A pousadinha dava de fundo para o mar, o que nos proporcionou um belíssimo nascer do sol, iluminando toda a costa, coberta por palmeiras, deixando o mar espelhado e trazendo de volta para a costa os pescadores retornando com seus barquinhos bem pequenos. Alguns muito rústicos, que mais parecia um colchão flutuante.
Caminhamos pela praia, assistindo toda aquela movimentação de pescadores chegando, pessoas ajudando a trazer os barcos de volta para a areia, pessoas curiosas que iam olhar o que o mar tinha a oferecer-lhes aquele dia.
No dia seguinte saímos cedinho para fazer o passeio dos “backwaters”, foi um passeio durante o dia todo. Navegamos por lagos e canais até passar para uma pequena canoa menor, que nos levou ao pequeno distrito Kuttanad. Ali desfrutamos da natureza, do verde e da tranquilidade de Allepey. Passamos por vários canais onde foi possível ver o cotidiano das pessoas, fazendo as coisas do dia-a-dia, como cozinhar, lavar os pratos e pescar. As crianças brincando nos canais entre a paisagem e a simplicidade, fazendo harmonia com a natureza. Para os ocidentais, uma vida simples, nada sofisticada, mas para eles uma vida repleta e bem saudável!
O passeio nos levava a tomar café da manhã e almoçar na casa de locais. Fomos recebidos por uma garotinha chamada Sandra, de 14 anos que ajuda os pais. Ela era incrível, super simpática, sabia a capital de muitos países e dizia que se não soubesse a capital de algum lugar era porque não havia recebido nenhum turista de lá.
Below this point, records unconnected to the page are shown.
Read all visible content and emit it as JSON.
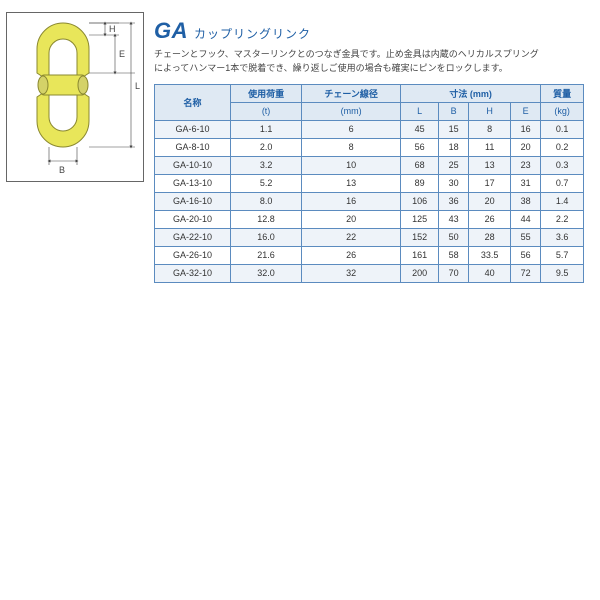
{
  "title_code": "GA",
  "title_jp": "カップリングリンク",
  "desc_l1": "チェーンとフック、マスターリンクとのつなぎ金具です。止め金具は内蔵のヘリカルスプリング",
  "desc_l2": "によってハンマー1本で脱着でき、繰り返しご使用の場合も確実にピンをロックします。",
  "header": {
    "name": "名称",
    "wll_top": "使用荷重",
    "wll_unit": "(t)",
    "chain_top": "チェーン線径",
    "chain_unit": "(mm)",
    "dim_top": "寸法 (mm)",
    "L": "L",
    "B": "B",
    "H": "H",
    "E": "E",
    "mass_top": "質量",
    "mass_unit": "(kg)"
  },
  "diagram_labels": {
    "H": "H",
    "E": "E",
    "L": "L",
    "B": "B"
  },
  "rows": [
    {
      "name": "GA-6-10",
      "wll": "1.1",
      "chain": "6",
      "L": "45",
      "B": "15",
      "H": "8",
      "E": "16",
      "mass": "0.1"
    },
    {
      "name": "GA-8-10",
      "wll": "2.0",
      "chain": "8",
      "L": "56",
      "B": "18",
      "H": "11",
      "E": "20",
      "mass": "0.2"
    },
    {
      "name": "GA-10-10",
      "wll": "3.2",
      "chain": "10",
      "L": "68",
      "B": "25",
      "H": "13",
      "E": "23",
      "mass": "0.3"
    },
    {
      "name": "GA-13-10",
      "wll": "5.2",
      "chain": "13",
      "L": "89",
      "B": "30",
      "H": "17",
      "E": "31",
      "mass": "0.7"
    },
    {
      "name": "GA-16-10",
      "wll": "8.0",
      "chain": "16",
      "L": "106",
      "B": "36",
      "H": "20",
      "E": "38",
      "mass": "1.4"
    },
    {
      "name": "GA-20-10",
      "wll": "12.8",
      "chain": "20",
      "L": "125",
      "B": "43",
      "H": "26",
      "E": "44",
      "mass": "2.2"
    },
    {
      "name": "GA-22-10",
      "wll": "16.0",
      "chain": "22",
      "L": "152",
      "B": "50",
      "H": "28",
      "E": "55",
      "mass": "3.6"
    },
    {
      "name": "GA-26-10",
      "wll": "21.6",
      "chain": "26",
      "L": "161",
      "B": "58",
      "H": "33.5",
      "E": "56",
      "mass": "5.7"
    },
    {
      "name": "GA-32-10",
      "wll": "32.0",
      "chain": "32",
      "L": "200",
      "B": "70",
      "H": "40",
      "E": "72",
      "mass": "9.5"
    }
  ],
  "style": {
    "brand_color": "#1f5fa5",
    "header_bg": "#dfe9f3",
    "alt_bg": "#eef3f9",
    "part_fill": "#e8e65a",
    "part_stroke": "#8a8830",
    "dim_color": "#444"
  }
}
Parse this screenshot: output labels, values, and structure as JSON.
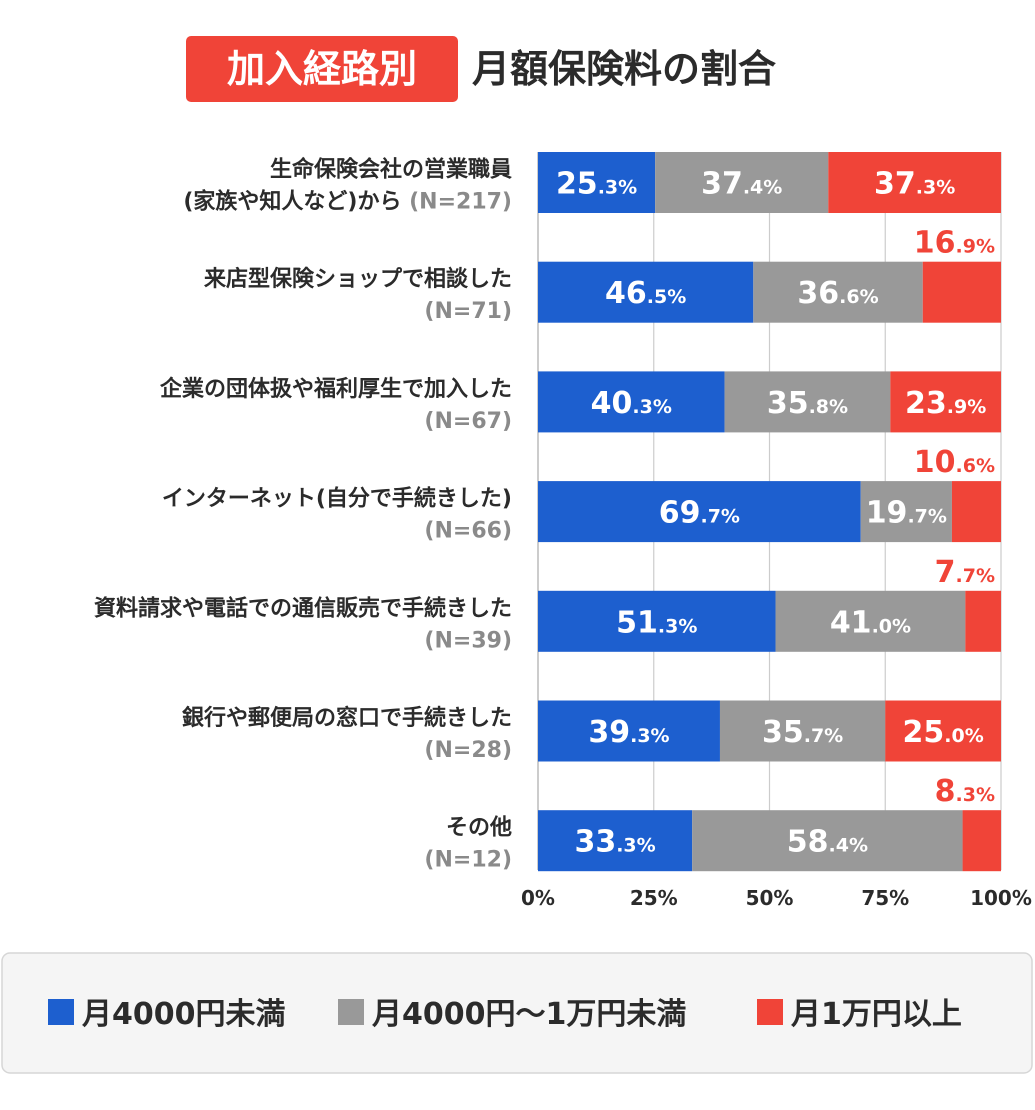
{
  "title": {
    "badge": "加入経路別",
    "main": "月額保険料の割合"
  },
  "colors": {
    "blue": "#1d5fcf",
    "gray": "#999999",
    "red": "#f04438",
    "badge": "#f04438",
    "grid": "#cccccc"
  },
  "chart_data": {
    "type": "bar",
    "orientation": "horizontal",
    "stacked": true,
    "xlim": [
      0,
      100
    ],
    "x_ticks": [
      "0%",
      "25%",
      "50%",
      "75%",
      "100%"
    ],
    "categories": [
      {
        "name": [
          "生命保険会社の営業職員",
          "(家族や知人など)から"
        ],
        "n": "(N=217)"
      },
      {
        "name": [
          "来店型保険ショップで相談した"
        ],
        "n": "(N=71)"
      },
      {
        "name": [
          "企業の団体扱や福利厚生で加入した"
        ],
        "n": "(N=67)"
      },
      {
        "name": [
          "インターネット(自分で手続きした)"
        ],
        "n": "(N=66)"
      },
      {
        "name": [
          "資料請求や電話での通信販売で手続きした"
        ],
        "n": "(N=39)"
      },
      {
        "name": [
          "銀行や郵便局の窓口で手続きした"
        ],
        "n": "(N=28)"
      },
      {
        "name": [
          "その他"
        ],
        "n": "(N=12)"
      }
    ],
    "series": [
      {
        "name": "月4000円未満",
        "color": "#1d5fcf",
        "values": [
          25.3,
          46.5,
          40.3,
          69.7,
          51.3,
          39.3,
          33.3
        ],
        "labels": [
          [
            "25",
            ".3%"
          ],
          [
            "46",
            ".5%"
          ],
          [
            "40",
            ".3%"
          ],
          [
            "69",
            ".7%"
          ],
          [
            "51",
            ".3%"
          ],
          [
            "39",
            ".3%"
          ],
          [
            "33",
            ".3%"
          ]
        ]
      },
      {
        "name": "月4000円～1万円未満",
        "color": "#999999",
        "values": [
          37.4,
          36.6,
          35.8,
          19.7,
          41.0,
          35.7,
          58.4
        ],
        "labels": [
          [
            "37",
            ".4%"
          ],
          [
            "36",
            ".6%"
          ],
          [
            "35",
            ".8%"
          ],
          [
            "19",
            ".7%"
          ],
          [
            "41",
            ".0%"
          ],
          [
            "35",
            ".7%"
          ],
          [
            "58",
            ".4%"
          ]
        ]
      },
      {
        "name": "月1万円以上",
        "color": "#f04438",
        "values": [
          37.3,
          16.9,
          23.9,
          10.6,
          7.7,
          25.0,
          8.3
        ],
        "labels": [
          [
            "37",
            ".3%"
          ],
          [
            "16",
            ".9%"
          ],
          [
            "23",
            ".9%"
          ],
          [
            "10",
            ".6%"
          ],
          [
            "7",
            ".7%"
          ],
          [
            "25",
            ".0%"
          ],
          [
            "8",
            ".3%"
          ]
        ]
      }
    ],
    "legend": {
      "placement": "bottom",
      "items": [
        "月4000円未満",
        "月4000円～1万円未満",
        "月1万円以上"
      ]
    }
  }
}
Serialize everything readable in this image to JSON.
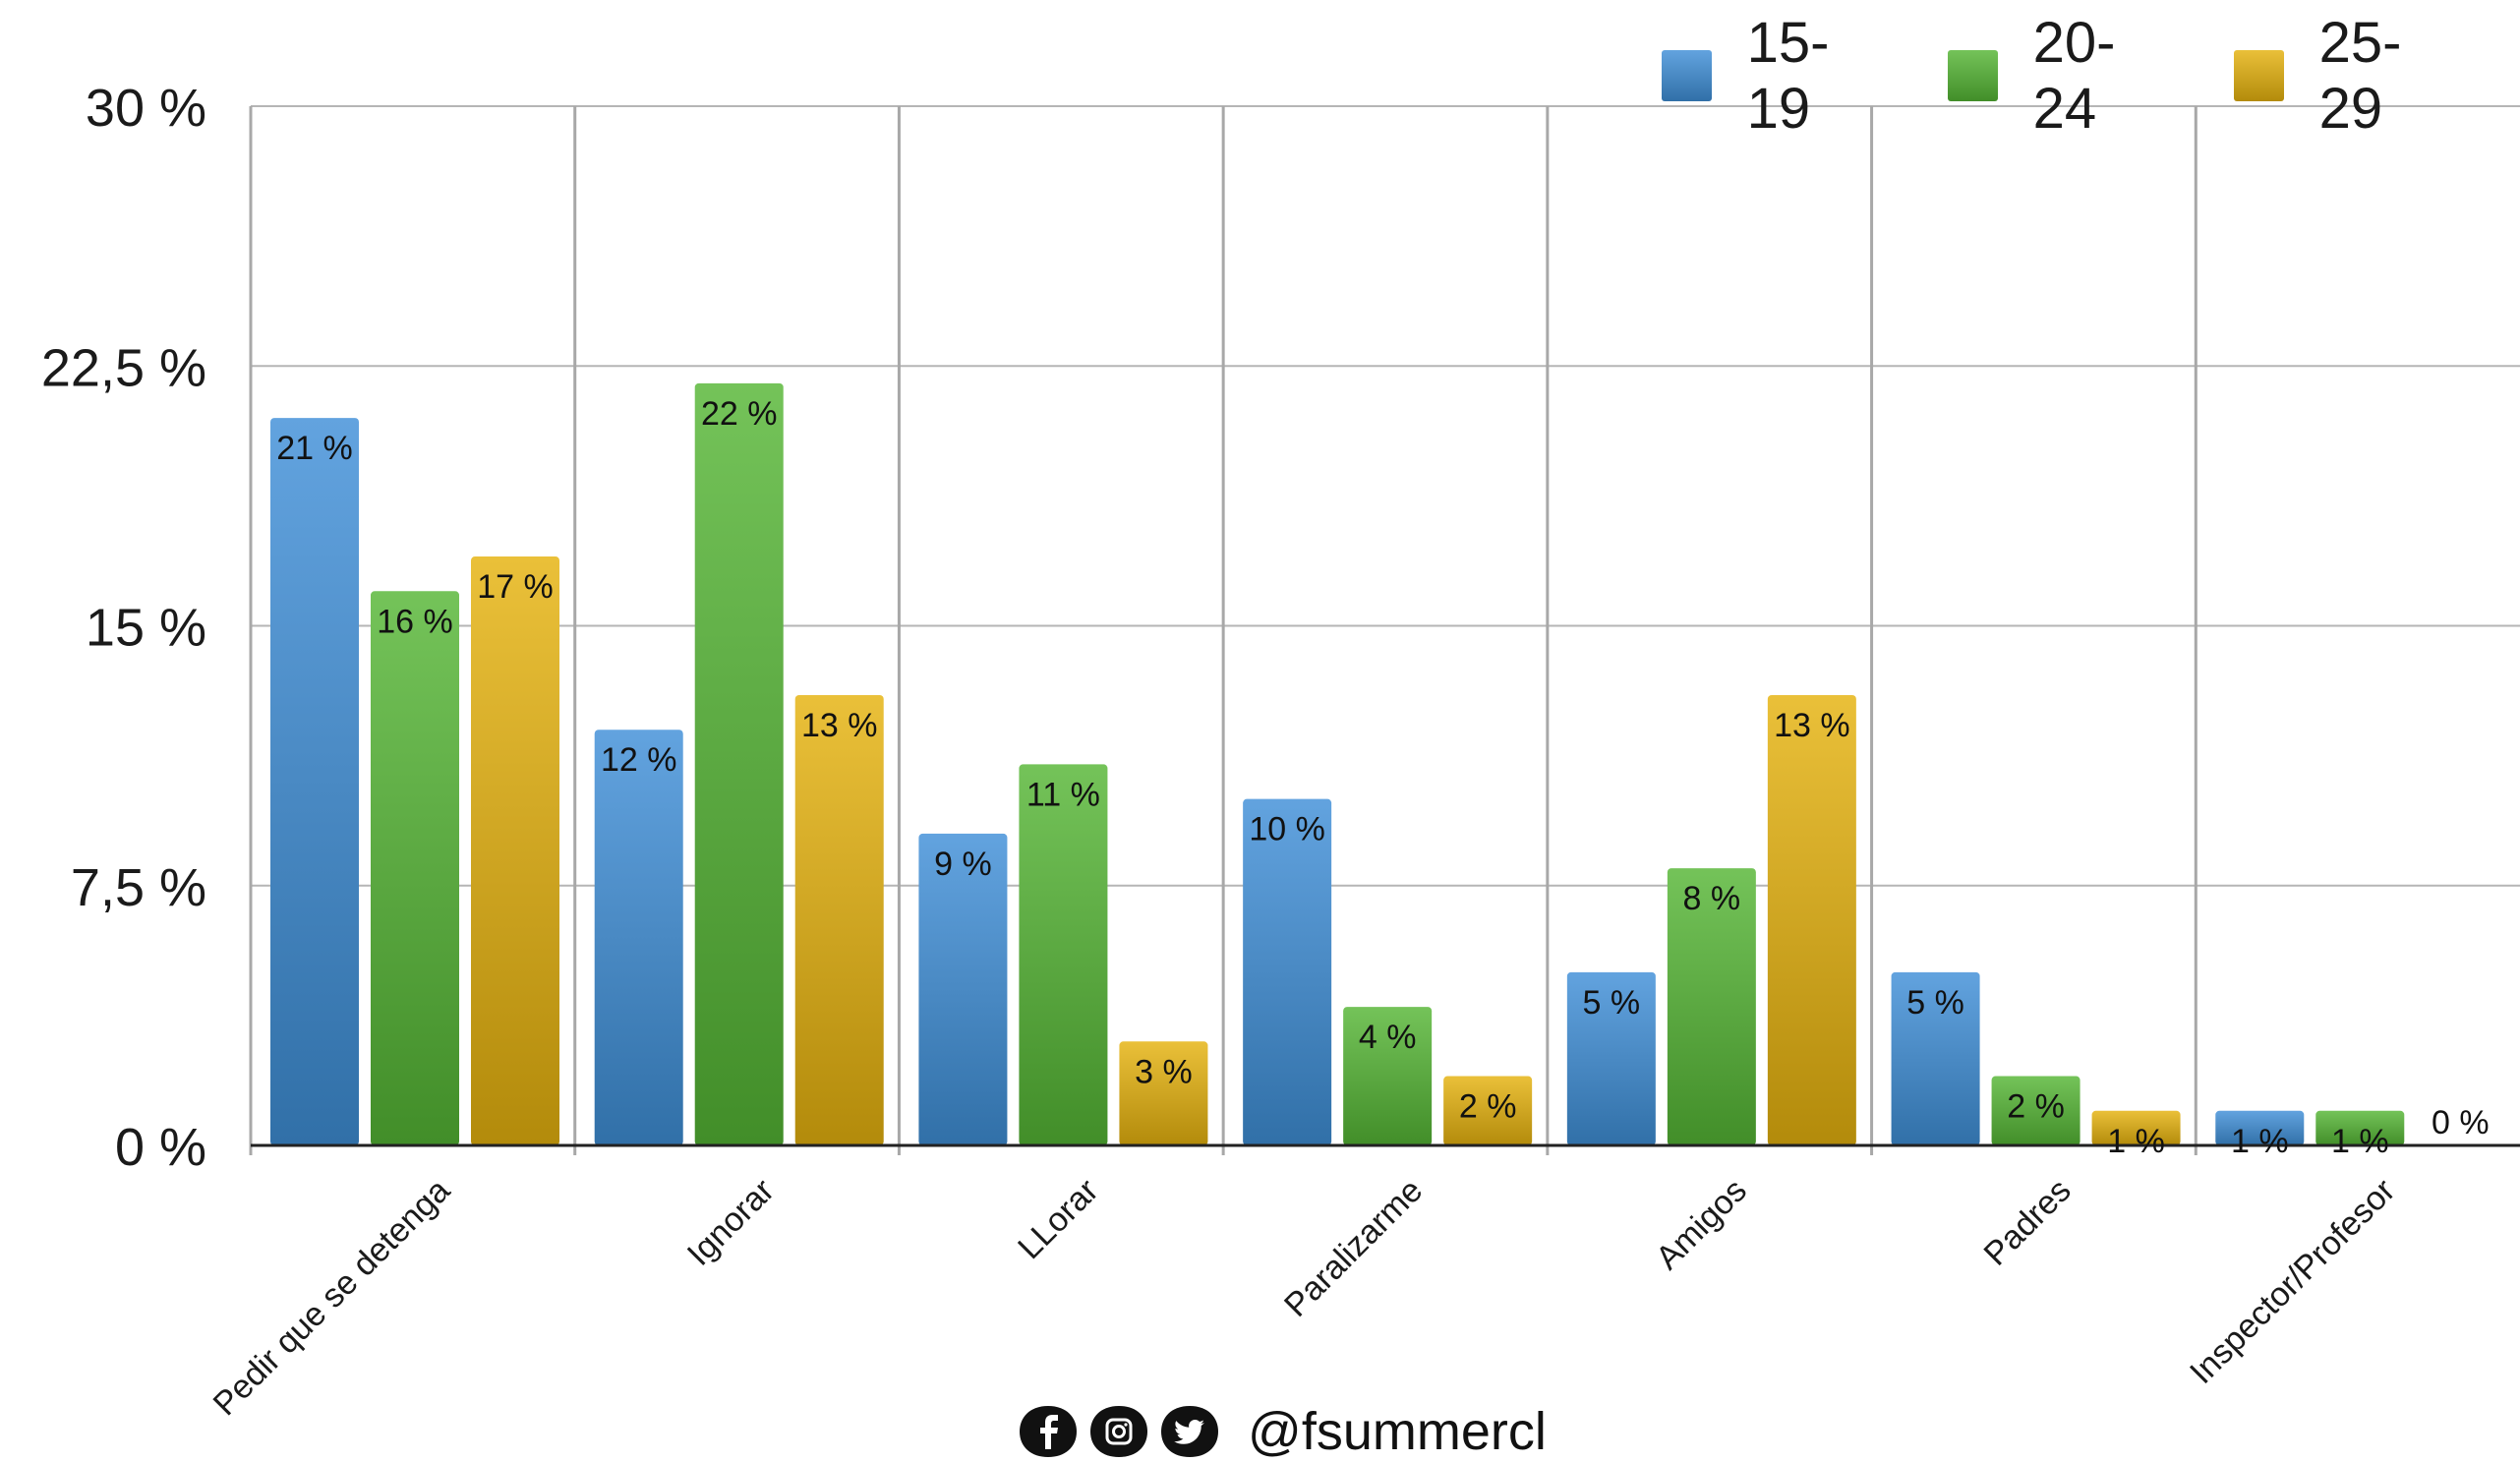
{
  "chart_data": {
    "type": "bar",
    "categories": [
      "Pedir que se detenga",
      "Ignorar",
      "LLorar",
      "Paralizarme",
      "Amigos",
      "Padres",
      "Inspector/Profesor"
    ],
    "series": [
      {
        "name": "15-19",
        "values": [
          21,
          12,
          9,
          10,
          5,
          5,
          1
        ],
        "color": "#3f8fd8"
      },
      {
        "name": "20-24",
        "values": [
          16,
          22,
          11,
          4,
          8,
          2,
          1
        ],
        "color": "#55b634"
      },
      {
        "name": "25-29",
        "values": [
          17,
          13,
          3,
          2,
          13,
          1,
          0
        ],
        "color": "#e5b20e"
      }
    ],
    "value_label_suffix": " %",
    "ylim": [
      0,
      30
    ],
    "yticks": [
      0,
      7.5,
      15,
      22.5,
      30
    ],
    "ytick_labels": [
      "0 %",
      "7,5 %",
      "15 %",
      "22,5 %",
      "30 %"
    ],
    "grid": true,
    "legend_position": "top-right"
  },
  "footer": {
    "handle": "@fsummercl",
    "icons": [
      "facebook-icon",
      "instagram-icon",
      "twitter-icon"
    ]
  }
}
Ela fez brincadeiras e tinha um sorriso encantador.
Para comer serviram Thali, uma comida indiana (que combina um tipo de pão, arroz e vários tipos de acompanhamentos como vegetais, lentilhas, e molho de iogurte) e como bebida água morna com sabor de flor.
Nosso passeio estava chegando ao final, e já tínhamos que preparar nosso próximo destino, mas no final decidimos passar uma noite mais naquela pousada onde nos sentíamos bem recebidas por pessoas queridas.
Ao retornar para a pousada ouvimos os cânticos em um templo e resolvemos caminhar até lá para assistir o ritual chamado Puja ou Pooja (é um ritual religioso realizado pelos hindus como forma de oferecer símbolos de gratidão – água, luz, incensos, frutas e flores – às divindades num simples culto religioso).
No dia seguinte nos convidaram para almoçar no templo, já que duas vezes na semana os templos servem comidas. Fomos mais cedo para conversar com os hinduistas e assistir as mulheres preparando os pratos, tudo feito com muito carinho. O modo de preparo é bem rústico, com panelas de barro e fogão à lenha para cozinhar.
Zafina, a dona da pousada, adorava ficar por perto, compartilhar suas histórias, mostrar fotos e falar sobre sua família. Na nossa última noite, estávamos todas sentadas numa rede falando sobre casamento, celebrações e religião. A família dela toda é mulçumana, mas não segue todos os ritos e tradições da religião. Como ela já se casou, os únicos que frequentam a mesquita são suas crianças.
Ao recordar sobre seu casamento, trouxe seu sari vermelho com 5 metros e meio de pano. Zafina, toda contente, me vestiu com o sari e explicava como as mulheres se vestiam para um casamento e quais acessorios utilizavam. Ela toda feliz com aquela cena, queria que eu fosse caminhar com ela, vestida no seu sari vermelho e brincamos dizendo que tinham que encontrar um noivo indiano. (risos)
sua descrição da estadia de voces e muito oportuna e demonstra o quanto estão aproveitando a viagem.Parabens sonhadoras do bem.Muitos outrps locais ainda a visitarem.